Thursday, August 22, 2013

Tapestry of Fortunes and Greens

When I worked for Williams-Sonoma, a thousand years ago, I'd walk from Ghirardelli along the water and over the hill to Fort Mason. I'd get in line at Greens To Go, consider the salads and the sandwiches while the line inched forward but always order the same thing: black bean chili in a heavy paper cup. I'd take it outside, sit by the water, and feel lucky to work in San Francisco even on those days that I hated my job.

This week my dear friend Sylvie is visiting San Francisco, where she, too, worked a thousand years ago. We went to Greens and there was no line at all. (This worried me: there should be a line.)

We bought Tassajara Rice Bowls (chili spooned over rice, why did it take Greens so long to come up with THIS?) and goat cheese-fig pizza (with flash-fried basil leaves), corn-tomato salad, and lots of peanut butter cookies and then we ate by the water, listening to the waves lap against the piers, and trying to ignore the droning helicopters hovering over the America's Cup boats. A lone, fluffy grey gull watched us with beseeching eyes.
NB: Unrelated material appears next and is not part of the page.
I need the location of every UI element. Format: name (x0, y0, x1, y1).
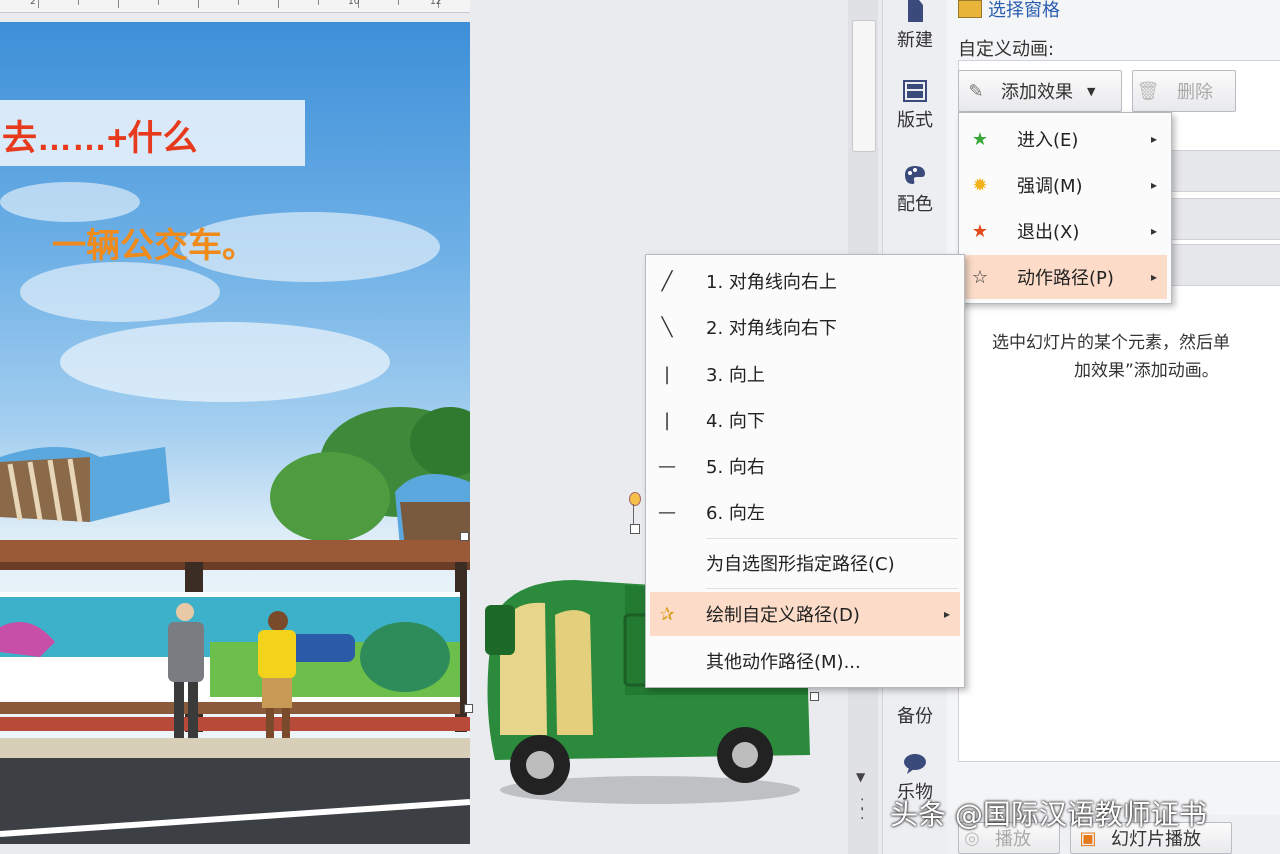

Walking back to the car I spotted a pencil on the ground, a yellow Ticonderoga, new, unmarked, and sharpened to a perfect point. I bent down to get it and held it up. "There is nothing wrong with this pencil," I said. "Look at it!" Sylvie raised her eyebrows but I tucked it into my bag anyway.

We said our goodbyes and I stopped at a bookstore where the new Elizabeth Berg was waiting. Bought the book, headed home, and started the book right away. In the first few pages, the narrator, Cece, asks her mother's friend Cosmina to tell her fortune:

" ' Your task will be to learn in what direction to look for life's great riches, and not to deny the veracity of your own vision.'

I stared at her and whispered, 'What does veracity mean?'

She leaned forward and whispered back, 'Truth.' "

I never mark books but I couldn't help it. I had to get the yellow Ticonderoga and to lightly, lightly underline these words. Life's great riches. Sitting beside the water with the city at our backs, rice bowls warming our hands, sharing the easy conversation that comes with a thirty-year friendship. Life's great riches.